Bukan Setengah-Feodal, tapi Sisa-Feodal; bukan Setengah-Jajahan, tapi Neo-Kolonial

Print Friendly, PDF & Email

Tanggapan atas Rio Apinino dan Irwansyah

PERTAMA sekali, terima kasih atas kritikan-kritikannya yang mengajak untuk berdiskusi lebih lanjut mengenai isu-isu Masyarakat Indonesia dan Kapitalisme ini. Saya jadi ingat bahwa dulu komunitas kita pernah mencoba melakukan diskusi berseri mengenai isu-isu ini di Jakarta, yang sayangnya berhenti tanpa ada kejelasan. Begitupun dicoba lagi lewat diskusi-diskusi yang diadakan di Bandung, yang juga berhenti tanpa ada kejelasan. Ini semua di seputaran tahun 2007-2009, kalau saya tidak salah ingat.

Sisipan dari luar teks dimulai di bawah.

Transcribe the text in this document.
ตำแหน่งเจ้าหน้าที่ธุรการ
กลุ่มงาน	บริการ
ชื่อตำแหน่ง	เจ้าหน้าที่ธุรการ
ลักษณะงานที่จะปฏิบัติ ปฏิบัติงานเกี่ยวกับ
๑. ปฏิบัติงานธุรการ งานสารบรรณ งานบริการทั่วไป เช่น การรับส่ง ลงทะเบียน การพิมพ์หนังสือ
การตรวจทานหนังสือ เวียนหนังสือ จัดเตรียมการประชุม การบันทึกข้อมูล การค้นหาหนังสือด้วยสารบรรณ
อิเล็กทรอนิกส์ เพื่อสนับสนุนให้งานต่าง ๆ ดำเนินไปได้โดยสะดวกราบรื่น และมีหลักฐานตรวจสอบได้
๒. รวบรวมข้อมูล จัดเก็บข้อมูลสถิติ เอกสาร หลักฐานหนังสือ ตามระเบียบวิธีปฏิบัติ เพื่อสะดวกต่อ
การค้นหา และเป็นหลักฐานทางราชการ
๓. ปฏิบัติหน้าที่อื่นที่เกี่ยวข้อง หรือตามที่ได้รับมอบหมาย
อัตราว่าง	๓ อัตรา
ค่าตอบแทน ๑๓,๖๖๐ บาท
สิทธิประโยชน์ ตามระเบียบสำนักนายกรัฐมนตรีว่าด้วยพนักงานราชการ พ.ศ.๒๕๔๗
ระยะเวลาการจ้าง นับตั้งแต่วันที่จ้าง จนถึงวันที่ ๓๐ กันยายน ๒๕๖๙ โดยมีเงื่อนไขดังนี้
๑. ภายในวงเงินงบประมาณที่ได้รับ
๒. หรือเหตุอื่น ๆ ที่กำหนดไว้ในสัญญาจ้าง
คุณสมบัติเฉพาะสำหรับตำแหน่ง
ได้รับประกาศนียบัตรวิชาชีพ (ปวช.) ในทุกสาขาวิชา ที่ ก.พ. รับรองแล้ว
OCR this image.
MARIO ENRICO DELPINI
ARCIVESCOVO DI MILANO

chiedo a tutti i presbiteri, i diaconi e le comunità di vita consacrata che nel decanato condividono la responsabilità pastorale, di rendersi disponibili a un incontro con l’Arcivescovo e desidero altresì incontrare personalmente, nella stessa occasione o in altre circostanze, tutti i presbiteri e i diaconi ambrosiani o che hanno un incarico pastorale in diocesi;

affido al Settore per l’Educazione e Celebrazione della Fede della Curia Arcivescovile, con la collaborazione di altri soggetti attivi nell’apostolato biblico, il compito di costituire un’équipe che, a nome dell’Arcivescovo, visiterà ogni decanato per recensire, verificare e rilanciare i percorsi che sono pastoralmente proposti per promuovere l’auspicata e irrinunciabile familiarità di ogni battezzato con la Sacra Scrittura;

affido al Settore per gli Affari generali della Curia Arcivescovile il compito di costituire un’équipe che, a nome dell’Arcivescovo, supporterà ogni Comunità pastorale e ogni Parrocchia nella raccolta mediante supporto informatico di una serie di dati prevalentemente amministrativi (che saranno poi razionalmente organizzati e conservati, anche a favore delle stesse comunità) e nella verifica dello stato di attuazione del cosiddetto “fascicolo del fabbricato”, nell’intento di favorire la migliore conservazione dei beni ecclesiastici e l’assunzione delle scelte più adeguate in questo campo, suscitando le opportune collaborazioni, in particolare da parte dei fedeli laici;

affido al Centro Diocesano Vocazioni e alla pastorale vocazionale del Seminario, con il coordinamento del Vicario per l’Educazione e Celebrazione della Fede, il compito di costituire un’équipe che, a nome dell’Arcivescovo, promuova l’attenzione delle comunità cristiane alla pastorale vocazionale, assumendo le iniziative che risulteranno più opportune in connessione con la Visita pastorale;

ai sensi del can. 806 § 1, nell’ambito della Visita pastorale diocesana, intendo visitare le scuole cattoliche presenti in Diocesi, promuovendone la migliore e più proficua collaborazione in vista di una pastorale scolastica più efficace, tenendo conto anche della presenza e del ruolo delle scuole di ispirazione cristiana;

Tanggapan dari bung Rio Apinino dan bung Irwansyah, saya rasa terburu-buru dan tidak teliti membaca tulisan saya, sehingga salah kritik. Di tulisan saya tidak pernah ditulis, eksplisit atau implisit bahwa ‘masyarakat Indonesia saat ini masih sama dengan masyarakat Indonesia di tahun 1950/1960an, yaitu masyarakat Setengah Jajahan Setengah Feodal (selanjutnya disingkat SJSF)’ atau ‘diakuinya sendiri, berlandas pada tesis “Semi Feodal Semi Kolonial”, yang menekankan arti penting persatuan mendukung kepemimpinan bornas untuk agenda yang vital: pembebasan nasional’. Tolong dibaca lagi tulisan saya dengan baik. Yang jelas saya katakan adalah ‘bentuk-bentuk kapitalis primitif inilah yang masih berkuasa di Indonesia. Kita menyebutnya, cara produksi sisa Feodal dan Neokolonial.’ Kita singkat saja tesis ini sebagai SFNK. Karena mengkritik hal yang tidak ada, maka sebenarnya perdebatannya menjadi kosong, begitupun konsekuensi-konsekuensi analitis turunannya menjadi kosong. Bisa dibilang hanya sekedar pernyataan penulis berdua mengenai subyek SJSF yang bukan milik saya.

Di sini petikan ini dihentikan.